Ha, I couldn’t resist, I’ve just gone and looked. Not at eBay: a Google search for “market bulletins” turned up a link to the Louisiana Dept. of Agriculture’s current market bulletin, which you can download just like that. The ads—to which I turned immediately, since those were Miss Lawrence’s special fascination—read exactly like the ones she quotes from the ’50s and ’60s.

“Belinda’s dream rose, knock roses, 6 colors, drift ground cover roses, Little John bottle brush kaleidoscope abelia, Lady Banks roses, Shishi camellia, in 3-gal. containers, $10-$18/1; 30 varieties azaleas-camellias, $4-$25/1. L— C—, Husser, Tangipahoa Parish.”

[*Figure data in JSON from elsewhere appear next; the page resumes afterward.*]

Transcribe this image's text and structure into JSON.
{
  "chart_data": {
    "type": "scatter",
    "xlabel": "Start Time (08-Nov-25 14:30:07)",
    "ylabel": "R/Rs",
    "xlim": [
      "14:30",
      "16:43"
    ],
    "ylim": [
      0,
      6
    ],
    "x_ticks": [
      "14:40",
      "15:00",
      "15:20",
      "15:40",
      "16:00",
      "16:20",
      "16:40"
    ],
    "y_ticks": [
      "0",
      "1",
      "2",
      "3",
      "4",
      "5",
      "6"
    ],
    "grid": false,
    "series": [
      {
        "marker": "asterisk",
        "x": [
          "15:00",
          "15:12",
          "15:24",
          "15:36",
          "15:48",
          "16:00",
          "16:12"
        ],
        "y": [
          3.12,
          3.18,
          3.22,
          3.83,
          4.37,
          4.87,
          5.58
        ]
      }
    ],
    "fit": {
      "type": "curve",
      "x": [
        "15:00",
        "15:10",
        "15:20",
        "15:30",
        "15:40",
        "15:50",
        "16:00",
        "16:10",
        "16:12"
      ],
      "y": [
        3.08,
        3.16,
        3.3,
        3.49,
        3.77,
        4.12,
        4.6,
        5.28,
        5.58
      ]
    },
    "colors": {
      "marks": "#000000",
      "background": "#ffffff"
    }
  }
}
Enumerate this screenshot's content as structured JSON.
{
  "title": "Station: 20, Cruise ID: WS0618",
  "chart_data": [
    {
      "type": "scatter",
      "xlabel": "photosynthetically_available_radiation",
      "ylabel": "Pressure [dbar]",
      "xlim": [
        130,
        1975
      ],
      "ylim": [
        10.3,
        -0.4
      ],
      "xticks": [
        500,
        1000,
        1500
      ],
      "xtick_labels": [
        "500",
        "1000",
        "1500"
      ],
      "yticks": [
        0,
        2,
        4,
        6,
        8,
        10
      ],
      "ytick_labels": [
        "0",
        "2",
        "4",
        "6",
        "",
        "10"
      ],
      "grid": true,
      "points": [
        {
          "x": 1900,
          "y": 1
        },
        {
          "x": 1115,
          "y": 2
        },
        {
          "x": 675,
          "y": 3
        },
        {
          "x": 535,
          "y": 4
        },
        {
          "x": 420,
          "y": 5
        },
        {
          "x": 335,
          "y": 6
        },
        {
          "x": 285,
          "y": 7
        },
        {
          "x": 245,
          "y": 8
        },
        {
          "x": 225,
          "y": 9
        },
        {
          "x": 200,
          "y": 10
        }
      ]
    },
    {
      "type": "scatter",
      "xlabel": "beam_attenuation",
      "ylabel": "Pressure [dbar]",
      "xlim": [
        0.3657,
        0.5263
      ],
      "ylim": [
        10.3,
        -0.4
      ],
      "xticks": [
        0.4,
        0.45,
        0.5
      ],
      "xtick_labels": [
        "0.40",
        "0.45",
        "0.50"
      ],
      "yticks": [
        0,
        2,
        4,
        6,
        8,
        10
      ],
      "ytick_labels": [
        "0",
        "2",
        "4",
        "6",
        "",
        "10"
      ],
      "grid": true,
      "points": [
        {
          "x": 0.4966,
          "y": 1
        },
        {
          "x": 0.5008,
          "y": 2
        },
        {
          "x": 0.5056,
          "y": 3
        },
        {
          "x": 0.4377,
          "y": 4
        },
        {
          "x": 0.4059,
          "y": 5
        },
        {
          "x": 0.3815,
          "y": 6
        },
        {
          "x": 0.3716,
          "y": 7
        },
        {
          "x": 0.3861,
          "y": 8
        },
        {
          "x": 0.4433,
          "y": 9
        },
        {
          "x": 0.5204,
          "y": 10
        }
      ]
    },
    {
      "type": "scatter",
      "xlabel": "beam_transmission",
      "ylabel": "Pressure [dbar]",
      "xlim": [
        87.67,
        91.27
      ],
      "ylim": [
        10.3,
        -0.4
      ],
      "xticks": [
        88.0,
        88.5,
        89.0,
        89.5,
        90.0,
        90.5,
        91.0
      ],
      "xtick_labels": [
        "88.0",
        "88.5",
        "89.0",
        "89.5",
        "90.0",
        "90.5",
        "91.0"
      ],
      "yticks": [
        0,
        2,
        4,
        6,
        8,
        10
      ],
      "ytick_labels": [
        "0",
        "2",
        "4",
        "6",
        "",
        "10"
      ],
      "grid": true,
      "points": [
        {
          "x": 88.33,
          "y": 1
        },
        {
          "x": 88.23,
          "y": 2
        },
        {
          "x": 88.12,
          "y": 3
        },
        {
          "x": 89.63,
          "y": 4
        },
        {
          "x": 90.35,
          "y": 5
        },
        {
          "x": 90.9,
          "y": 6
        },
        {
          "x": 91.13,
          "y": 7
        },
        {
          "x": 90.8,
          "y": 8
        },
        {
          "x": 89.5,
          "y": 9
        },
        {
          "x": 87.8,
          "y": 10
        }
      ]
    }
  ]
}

This very same Louisiana Market Bulletin makes numerous appearances in Gardening for Love. And I know this post is already a giant game of Six Degrees of Separation (where perhaps E. B. White stands in for Kevin Bacon?), but there’s another literary connection worth mentioning: it was Elizabeth Lawrence’s friend Eudora Welty who first introduced her to the market bulletins.

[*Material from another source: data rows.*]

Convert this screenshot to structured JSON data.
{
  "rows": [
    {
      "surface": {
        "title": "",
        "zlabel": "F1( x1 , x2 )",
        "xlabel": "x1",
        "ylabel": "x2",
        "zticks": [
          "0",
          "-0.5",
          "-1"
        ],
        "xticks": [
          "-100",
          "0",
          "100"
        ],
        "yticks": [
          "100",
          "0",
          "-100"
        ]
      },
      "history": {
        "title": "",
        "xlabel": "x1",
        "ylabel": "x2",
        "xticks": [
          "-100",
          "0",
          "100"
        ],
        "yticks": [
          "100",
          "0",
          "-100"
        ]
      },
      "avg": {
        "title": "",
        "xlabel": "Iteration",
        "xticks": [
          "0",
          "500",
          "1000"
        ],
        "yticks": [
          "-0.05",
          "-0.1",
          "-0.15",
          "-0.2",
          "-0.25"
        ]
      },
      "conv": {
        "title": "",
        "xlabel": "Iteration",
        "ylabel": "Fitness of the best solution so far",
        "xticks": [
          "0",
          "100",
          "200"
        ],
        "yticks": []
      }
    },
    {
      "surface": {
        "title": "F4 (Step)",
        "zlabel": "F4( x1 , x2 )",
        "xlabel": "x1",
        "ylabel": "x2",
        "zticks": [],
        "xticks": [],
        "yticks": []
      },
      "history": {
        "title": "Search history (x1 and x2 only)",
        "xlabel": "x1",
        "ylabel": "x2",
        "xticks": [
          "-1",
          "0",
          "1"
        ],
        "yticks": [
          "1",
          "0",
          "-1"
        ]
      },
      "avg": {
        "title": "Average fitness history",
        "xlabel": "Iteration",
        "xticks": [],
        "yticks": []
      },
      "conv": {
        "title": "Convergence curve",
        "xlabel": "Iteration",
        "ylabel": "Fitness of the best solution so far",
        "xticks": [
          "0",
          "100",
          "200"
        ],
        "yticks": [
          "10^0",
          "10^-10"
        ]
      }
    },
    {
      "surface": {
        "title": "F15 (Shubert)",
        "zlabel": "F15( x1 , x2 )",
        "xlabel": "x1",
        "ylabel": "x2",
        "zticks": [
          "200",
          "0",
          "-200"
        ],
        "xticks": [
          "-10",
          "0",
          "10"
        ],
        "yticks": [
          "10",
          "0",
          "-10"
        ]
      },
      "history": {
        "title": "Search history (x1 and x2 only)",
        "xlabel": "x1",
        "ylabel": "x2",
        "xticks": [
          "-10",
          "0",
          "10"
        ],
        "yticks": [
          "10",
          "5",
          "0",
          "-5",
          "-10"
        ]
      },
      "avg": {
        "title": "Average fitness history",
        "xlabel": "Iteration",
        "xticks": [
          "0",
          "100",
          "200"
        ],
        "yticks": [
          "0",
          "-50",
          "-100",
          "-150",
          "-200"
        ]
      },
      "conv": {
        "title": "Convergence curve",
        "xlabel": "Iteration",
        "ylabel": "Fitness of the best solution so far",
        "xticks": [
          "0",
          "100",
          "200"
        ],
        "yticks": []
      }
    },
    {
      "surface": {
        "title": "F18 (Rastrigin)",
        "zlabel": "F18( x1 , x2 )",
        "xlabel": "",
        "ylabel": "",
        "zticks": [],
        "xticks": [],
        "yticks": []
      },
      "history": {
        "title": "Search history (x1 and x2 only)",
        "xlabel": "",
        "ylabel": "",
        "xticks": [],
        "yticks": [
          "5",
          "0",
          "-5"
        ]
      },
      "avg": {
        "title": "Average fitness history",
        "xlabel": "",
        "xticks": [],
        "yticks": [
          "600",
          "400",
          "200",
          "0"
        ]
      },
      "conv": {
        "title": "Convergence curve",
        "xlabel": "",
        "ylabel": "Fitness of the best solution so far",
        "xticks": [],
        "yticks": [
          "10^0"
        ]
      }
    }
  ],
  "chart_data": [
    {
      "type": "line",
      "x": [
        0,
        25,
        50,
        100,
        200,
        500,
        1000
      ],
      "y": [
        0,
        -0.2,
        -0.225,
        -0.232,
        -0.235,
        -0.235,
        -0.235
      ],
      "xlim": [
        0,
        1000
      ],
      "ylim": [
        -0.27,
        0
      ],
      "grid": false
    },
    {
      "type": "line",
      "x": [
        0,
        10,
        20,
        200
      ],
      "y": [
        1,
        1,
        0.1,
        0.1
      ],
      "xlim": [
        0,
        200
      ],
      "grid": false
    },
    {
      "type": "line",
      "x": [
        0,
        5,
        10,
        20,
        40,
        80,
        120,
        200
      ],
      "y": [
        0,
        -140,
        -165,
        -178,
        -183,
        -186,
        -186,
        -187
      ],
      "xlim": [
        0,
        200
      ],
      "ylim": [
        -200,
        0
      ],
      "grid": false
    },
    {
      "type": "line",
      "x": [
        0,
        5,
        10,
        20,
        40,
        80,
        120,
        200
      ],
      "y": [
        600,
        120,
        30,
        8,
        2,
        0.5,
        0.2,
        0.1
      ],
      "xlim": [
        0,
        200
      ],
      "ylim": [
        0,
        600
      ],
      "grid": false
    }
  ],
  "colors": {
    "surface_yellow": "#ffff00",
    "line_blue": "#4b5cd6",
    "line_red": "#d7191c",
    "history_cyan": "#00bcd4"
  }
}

“Years ago Eudora Welty told me about the old ladies who sell flowers through the mail,” writes Miss Lawrence in the opening chapter of Gardening for Love. “She put my name on the mailing list.”

She continues:

Like Eudora’s novels, the market bulletins are a social history of the Deep South. Through them I know the farmers and their dogs, their horses and mules, and the pedigrees of their cattle. I wonder whether the widow with no family ties found a home with an elderly couple needing someone to take care of them; whether the bachelor with no bad habits found a congenial job where the hunting and fishing were good; whether puppies got homes and lost dogs were found. And I wonder who bought the little farm with the pecan trees and good clear well water.

Most of all I like to think about the hard-working farm women who are never too tired, when their farm work is done, to cultivate their flowers gardens. They always find time to gather seeds, to dig and pack plants, and to send them off with friendly letters. To all parts of the country they send them off—yard plants, houseplants, and window plants. Reading the flower lists is like reading poetry, for the flowers are called by their sweet country names, many of them belonging to Shakespeare and the Bible.

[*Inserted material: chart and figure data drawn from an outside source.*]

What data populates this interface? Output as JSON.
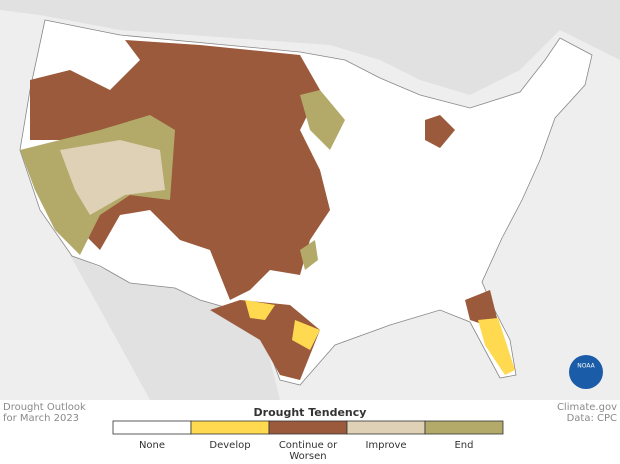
{
  "title_lines": [
    "Drought Outlook",
    "for March 2023"
  ],
  "credit_lines": [
    "Climate.gov",
    "Data: CPC"
  ],
  "logo": "NOAA",
  "legend": {
    "title": "Drought Tendency",
    "items": [
      {
        "label_lines": [
          "None"
        ],
        "color": "#ffffff"
      },
      {
        "label_lines": [
          "Develop"
        ],
        "color": "#ffd94f"
      },
      {
        "label_lines": [
          "Continue or",
          "Worsen"
        ],
        "color": "#9b5a3c"
      },
      {
        "label_lines": [
          "Improve"
        ],
        "color": "#ded1b6"
      },
      {
        "label_lines": [
          "End"
        ],
        "color": "#b3aa6a"
      }
    ]
  }
}
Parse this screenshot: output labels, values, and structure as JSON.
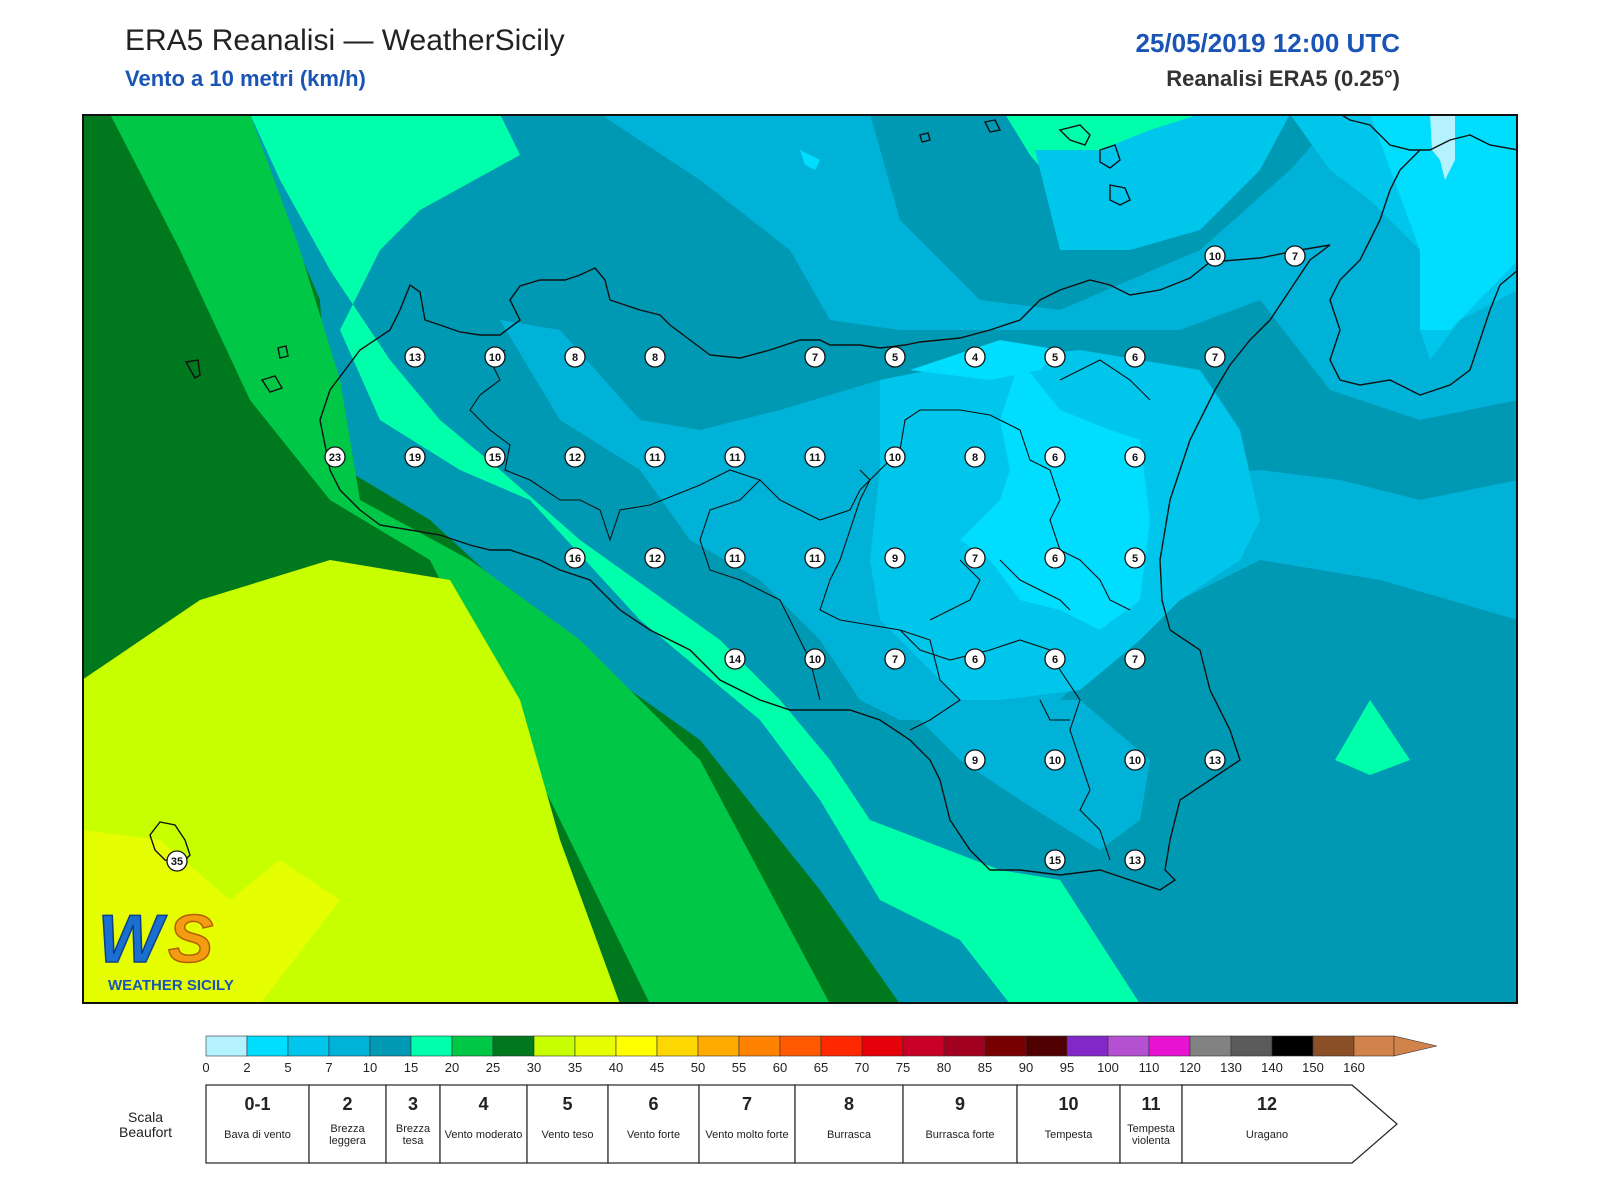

Elizabeth Lawrence seems to have enjoyed the correspondence with her “hard-working farm women” as much as she loved their flowers, for the letters she received from them play a huge part in Gardening for Love. “The farm women are great letter writers,” she says, “and usually answer (delightfully and often at length) if a stamped and addressed envelope is enclosed.”

Of course, reading about these correspondences now, in 2012, I can’t help but think about the changed landscape of letters. I’ve never been very good, myself, at putting literal pen to actual paper, let alone following through with a stamp. Take away my keyboard and I go mute. We talk to each other now in blog posts and comment boxes, and in emails, IMs, texts, tweets, status updates—and this thrills me. I’m not a communications neo-Luddite. I love that we have so many ways to connect, nowadays. Still, it’s hard to imagine a collection of emails filling me with the same kind of soaring joy I feel at holding the White-Lawrence correspondence in my hands. “Dear Miss Lawrence,” writes Katharine in reply to Elizabeth’s first missive, “it was delightful to get your your letter…”

Yes, it really was. Now if you’ll excuse me, I think I’ll go read letter number three.